TikTok est venu me voir avec l’idée de raconter une histoire via ce réseau social. Je me suis dit que ce serait hyper intéressant de pouvoir faire une série avec le propre langage de ce réseau. Je me considère comme un lanceur de passerelles, un homme-pont. Dans les quartiers populaires où j’ai grandi, les rues portent les noms de grandes figures de l’histoire ou de la littérature. On est submergés par la culture, au sens positif du terme. Je me suis dit qu’il serait intéressant, par exemple, de mettre la rue Paul-Eluard en lien avec des gamins en train de freestyler. Il était un poète, et les poètes d’aujourd’hui sont les rappeurs. Rapper Paul Eluard, c’est comme si Paul Eluard écrivait son poème et le faisait lire à un confrère poète. L’idée est donc d’adapter, de mettre en lien comme ça.

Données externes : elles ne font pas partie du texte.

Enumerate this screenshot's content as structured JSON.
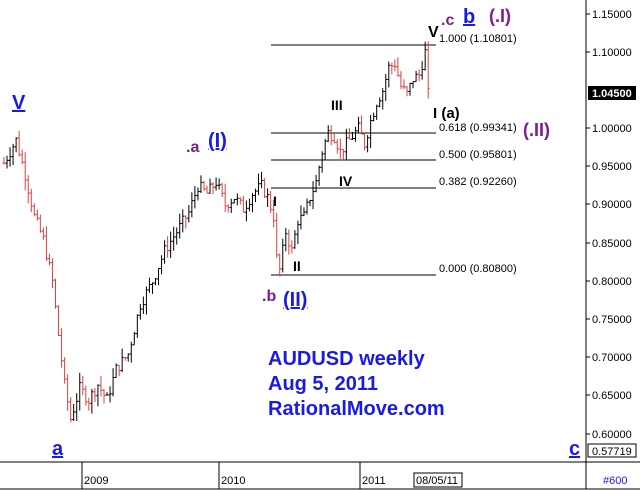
{
  "chart_data": {
    "type": "ohlc",
    "symbol": "AUDUSD",
    "annotation_lines": [
      "AUDUSD weekly",
      "Aug 5, 2011",
      "RationalMove.com"
    ],
    "y_ticks": [
      "1.15000",
      "1.10000",
      "1.04500",
      "1.00000",
      "0.95000",
      "0.90000",
      "0.85000",
      "0.80000",
      "0.75000",
      "0.70000",
      "0.65000",
      "0.60000",
      "0.57719"
    ],
    "last_price": "1.04500",
    "low_marker": "0.57719",
    "x_labels": [
      "2009",
      "2010",
      "2011",
      "08/05/11"
    ],
    "corner_label": "#600",
    "ylim": [
      0.57,
      1.165
    ],
    "fib_levels": [
      {
        "ratio": "1.000",
        "price": 1.10801,
        "label": "1.000 (1.10801)"
      },
      {
        "ratio": "0.618",
        "price": 0.99341,
        "label": "0.618 (0.99341)"
      },
      {
        "ratio": "0.500",
        "price": 0.95801,
        "label": "0.500 (0.95801)"
      },
      {
        "ratio": "0.382",
        "price": 0.9226,
        "label": "0.382 (0.92260)"
      },
      {
        "ratio": "0.000",
        "price": 0.808,
        "label": "0.000 (0.80800)"
      }
    ],
    "wave_labels": [
      {
        "text": "V",
        "color": "blue",
        "underline": true
      },
      {
        "text": ".a",
        "color": "purple"
      },
      {
        "text": "(I)",
        "color": "blue",
        "underline": true
      },
      {
        "text": "a",
        "color": "blue",
        "underline": true
      },
      {
        "text": "I",
        "color": "black"
      },
      {
        "text": "II",
        "color": "black"
      },
      {
        "text": "III",
        "color": "black"
      },
      {
        "text": "IV",
        "color": "black"
      },
      {
        "text": ".b",
        "color": "purple"
      },
      {
        "text": "(II)",
        "color": "blue",
        "underline": true
      },
      {
        "text": "V",
        "color": "black"
      },
      {
        "text": ".c",
        "color": "purple"
      },
      {
        "text": "b",
        "color": "blue",
        "underline": true
      },
      {
        "text": "(.I)",
        "color": "purple"
      },
      {
        "text": "I (a)",
        "color": "black"
      },
      {
        "text": "(.II)",
        "color": "purple"
      },
      {
        "text": "c",
        "color": "blue",
        "underline": true
      }
    ],
    "anchors": [
      {
        "w": 0,
        "p": 0.955
      },
      {
        "w": 4,
        "p": 0.985
      },
      {
        "w": 7,
        "p": 0.94
      },
      {
        "w": 10,
        "p": 0.885
      },
      {
        "w": 13,
        "p": 0.855
      },
      {
        "w": 16,
        "p": 0.8
      },
      {
        "w": 18,
        "p": 0.73
      },
      {
        "w": 20,
        "p": 0.665
      },
      {
        "w": 22,
        "p": 0.62
      },
      {
        "w": 25,
        "p": 0.66
      },
      {
        "w": 28,
        "p": 0.645
      },
      {
        "w": 31,
        "p": 0.665
      },
      {
        "w": 34,
        "p": 0.645
      },
      {
        "w": 37,
        "p": 0.685
      },
      {
        "w": 41,
        "p": 0.705
      },
      {
        "w": 45,
        "p": 0.77
      },
      {
        "w": 49,
        "p": 0.8
      },
      {
        "w": 53,
        "p": 0.84
      },
      {
        "w": 57,
        "p": 0.865
      },
      {
        "w": 61,
        "p": 0.89
      },
      {
        "w": 64,
        "p": 0.925
      },
      {
        "w": 67,
        "p": 0.915
      },
      {
        "w": 70,
        "p": 0.93
      },
      {
        "w": 73,
        "p": 0.9
      },
      {
        "w": 76,
        "p": 0.91
      },
      {
        "w": 79,
        "p": 0.895
      },
      {
        "w": 82,
        "p": 0.915
      },
      {
        "w": 85,
        "p": 0.925
      },
      {
        "w": 87,
        "p": 0.91
      },
      {
        "w": 89,
        "p": 0.885
      },
      {
        "w": 90,
        "p": 0.83
      },
      {
        "w": 91,
        "p": 0.815
      },
      {
        "w": 93,
        "p": 0.865
      },
      {
        "w": 95,
        "p": 0.84
      },
      {
        "w": 97,
        "p": 0.88
      },
      {
        "w": 99,
        "p": 0.885
      },
      {
        "w": 101,
        "p": 0.91
      },
      {
        "w": 103,
        "p": 0.93
      },
      {
        "w": 105,
        "p": 0.97
      },
      {
        "w": 107,
        "p": 0.995
      },
      {
        "w": 109,
        "p": 0.99
      },
      {
        "w": 111,
        "p": 0.97
      },
      {
        "w": 113,
        "p": 0.98
      },
      {
        "w": 115,
        "p": 0.99
      },
      {
        "w": 117,
        "p": 1.0
      },
      {
        "w": 119,
        "p": 0.98
      },
      {
        "w": 121,
        "p": 1.01
      },
      {
        "w": 123,
        "p": 1.035
      },
      {
        "w": 125,
        "p": 1.05
      },
      {
        "w": 127,
        "p": 1.08
      },
      {
        "w": 129,
        "p": 1.085
      },
      {
        "w": 131,
        "p": 1.055
      },
      {
        "w": 133,
        "p": 1.045
      },
      {
        "w": 135,
        "p": 1.065
      },
      {
        "w": 137,
        "p": 1.07
      },
      {
        "w": 139,
        "p": 1.1
      },
      {
        "w": 140,
        "p": 1.045
      }
    ]
  }
}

En résumé, il s’agit de montrer que ce patrimoine culturel se marie à une culture dite « urbaine ». Et que ces cultures que, parfois, on oppose, sont loin d’être incompatibles...
Ce que vous dites, ce sont des mots. Les cultures « urbaines », on les appelait autrement hier et, demain, on leur donnera un autre nom. Ce qui est important est de dire ce qu’il y a derrière ces mots. Parfois, on a des clichés. C’est à nous d’essayer de changer de perspective. J’ai autant appris en écoutant IAM et NTM à la fin des années 1980 qu’en lisant Albert Camus ou Victor Hugo. Je vois des correspondances évidentes entre Baudelaire et des rappeurs. Notre fonction d’artiste est de faire prendre du recul. Et quand on prend ce recul, on se rend compte que ce n’est pas le chaos, mais l’harmonie. In fine, c’est juste de la transmission.
Est-ce une façon de redonner le goût de cette culture française aux jeunes, souvent accusés de la délaisser ?
On veut nous faire croire qu’on est nés avec un bouquin dans les mains et que c’est naturel. Mais non, il doit y avoir des pédagogues. Je ne veux pas me la jouer prof, c’est juste que la littérature et la poésie m’ont sauvé la vie. Je me dis que, si ça a marché pour moi, ça peut marcher pour d’autres. Je ne fais que transmettre. Au lieu de dire : « Les jeunes ne lisent plus », il faut se demander ce que l’on fait pour qu’ils s’intéressent à la lecture. L’une des personnes qui a donné le plus envie à Camus de lire, c’est un de ses oncles, boucher.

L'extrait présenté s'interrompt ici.